Although all of the facts of the case are not known at this time, it would be important for an experienced defense attorney to examine all of the facts that led to the decision by law enforcement to search the student’s locker. In Massachusetts an individual has a right to an expectation of privacy on his or her person and in his or her home. Depending on the circumstances, this “expectation” can extend to cover motor vehicles. Whether a student has an “expectation of privacy”in his or her locker could depend on the rules promulgated by the school. An argument can be made that it is a privilege to go to school and the students must abide by the rules. However, the constitutionality of any “rules” and whether the proper procedure was followed can often be the subject of a viable motion to suppress evidence.

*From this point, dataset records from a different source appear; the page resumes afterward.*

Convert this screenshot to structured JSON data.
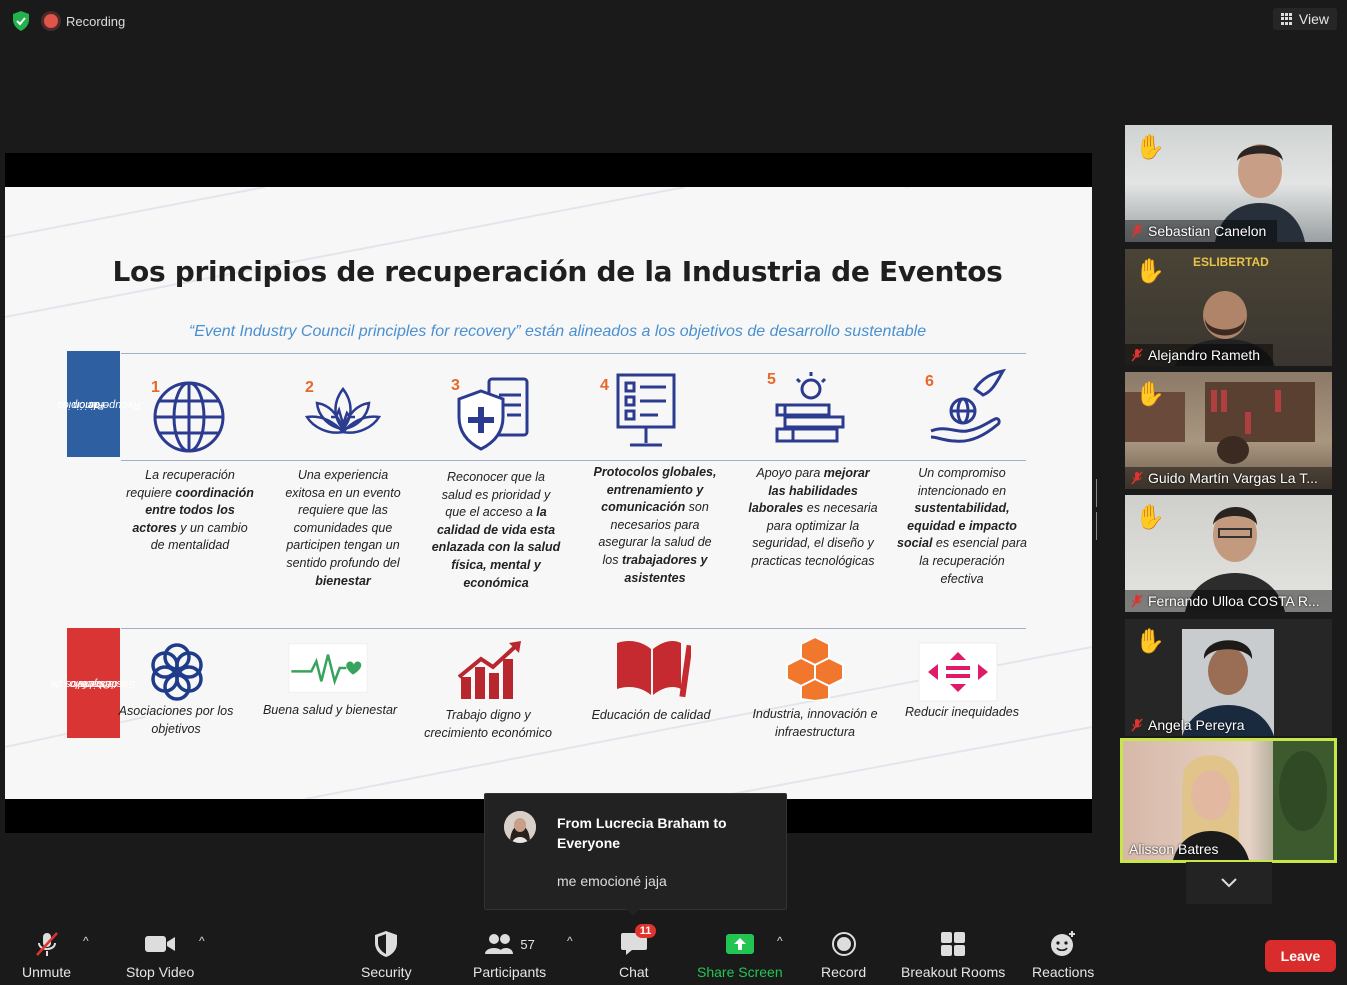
{
  "topbar": {
    "recording_label": "Recording",
    "view_label": "View"
  },
  "slide": {
    "title": "Los principios de recuperación de la Industria de Eventos",
    "subtitle": "“Event Industry Council principles for recovery” están alineados a los objetivos de desarrollo sustentable",
    "side_principles": "Principios de Recuperación",
    "side_principles_lines": [
      "Principios",
      "de",
      "Recuperación"
    ],
    "side_sdg_lines": [
      "Objetivos de",
      "desarrollo",
      "Sustentable"
    ],
    "principles": [
      {
        "num": "1",
        "icon": "globe-icon",
        "text_html": "La recuperación requiere <b>coordinación entre todos los actores</b> y un cambio de mentalidad"
      },
      {
        "num": "2",
        "icon": "lotus-icon",
        "text_html": "Una experiencia exitosa en un evento requiere que las comunidades que participen tengan un sentido profundo del <b>bienestar</b>"
      },
      {
        "num": "3",
        "icon": "health-shield-icon",
        "text_html": "Reconocer que la salud es prioridad y que el acceso a <b>la calidad de vida esta enlazada con la salud física, mental y económica</b>"
      },
      {
        "num": "4",
        "icon": "checklist-board-icon",
        "text_html": "<b>Protocolos globales, entrenamiento y comunicación</b> son necesarios para asegurar la salud de los <b>trabajadores y asistentes</b>"
      },
      {
        "num": "5",
        "icon": "books-idea-icon",
        "text_html": "Apoyo para <b>mejorar las habilidades laborales</b> es necesaria para optimizar la seguridad, el diseño y practicas tecnológicas"
      },
      {
        "num": "6",
        "icon": "hand-globe-dove-icon",
        "text_html": "Un compromiso intencionado en <b>sustentabilidad, equidad e impacto social</b> es esencial para la recuperación efectiva"
      }
    ],
    "sdgs": [
      {
        "icon": "partnership-icon",
        "label": "Asociaciones por los objetivos"
      },
      {
        "icon": "heartbeat-icon",
        "label": "Buena salud y bienestar"
      },
      {
        "icon": "growth-chart-icon",
        "label": "Trabajo digno y crecimiento económico"
      },
      {
        "icon": "book-icon",
        "label": "Educación de calidad"
      },
      {
        "icon": "cubes-icon",
        "label": "Industria, innovación e infraestructura"
      },
      {
        "icon": "equality-icon",
        "label": "Reducir inequidades"
      }
    ]
  },
  "participants": [
    {
      "name": "Sebastian Canelon",
      "hand_raised": true,
      "muted": true
    },
    {
      "name": "Alejandro Rameth",
      "hand_raised": true,
      "muted": true,
      "overlay_text": "ESLIBERTAD"
    },
    {
      "name": "Guido Martín Vargas La T...",
      "hand_raised": true,
      "muted": true
    },
    {
      "name": "Fernando Ulloa  COSTA R...",
      "hand_raised": true,
      "muted": true
    },
    {
      "name": "Angela Pereyra",
      "hand_raised": true,
      "muted": true
    },
    {
      "name": "Alisson Batres",
      "hand_raised": false,
      "muted": false,
      "active_speaker": true
    }
  ],
  "chat_popup": {
    "from": "From Lucrecia Braham to Everyone",
    "message": "me emocioné jaja"
  },
  "toolbar": {
    "unmute": "Unmute",
    "stop_video": "Stop Video",
    "security": "Security",
    "participants": "Participants",
    "participants_count": "57",
    "chat": "Chat",
    "chat_badge": "11",
    "share_screen": "Share Screen",
    "record": "Record",
    "breakout_rooms": "Breakout Rooms",
    "reactions": "Reactions",
    "leave": "Leave"
  },
  "colors": {
    "background": "#1a1a1a",
    "leave": "#d92c2c",
    "share_green": "#23c552",
    "active_speaker_border": "#c6e64a",
    "slide_blue": "#2e5fa0",
    "slide_red": "#d93535",
    "accent_orange": "#e8672a"
  }
}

Filing a motion to suppress evidence is one of the many tools that an aggressive defense lawyer has in his or her arsenal. In cases in which a person is charged with illegal possession of an item i.e., a firearm or a controlled substance, examining the circumstances surrounding any stop, search and seizure is a good place to start in mounting a successful defense. In the event that evidence is suppressed, and the Commonwealth cannot prove its case, the case is often dismissed by a judge or nolle prossed by the prosecution.
In Massachusetts, if a defendant loses a motion to suppress, in most circumstances that decision cannot be appealed unless, and until, the case goes to trial and a defendant loses and appeals his case. Thus, even if a defendant loses a motion to suppress, that he or she should have won, if a defendant then pleads guilty, the defendant cannot then appeal the improper denial of the motion to suppress. However, if the Commonwealth feels that a motion was improperly allowed, the prosecution can appeal. The rationale for this is that the Commonwealth will not be able to prosecute without the evidence so in the interest of fairness, they are allowed to appeal the allowance of motions to suppress. However, if a defendant is found not guilty, the Commonwealth has not right of appeal.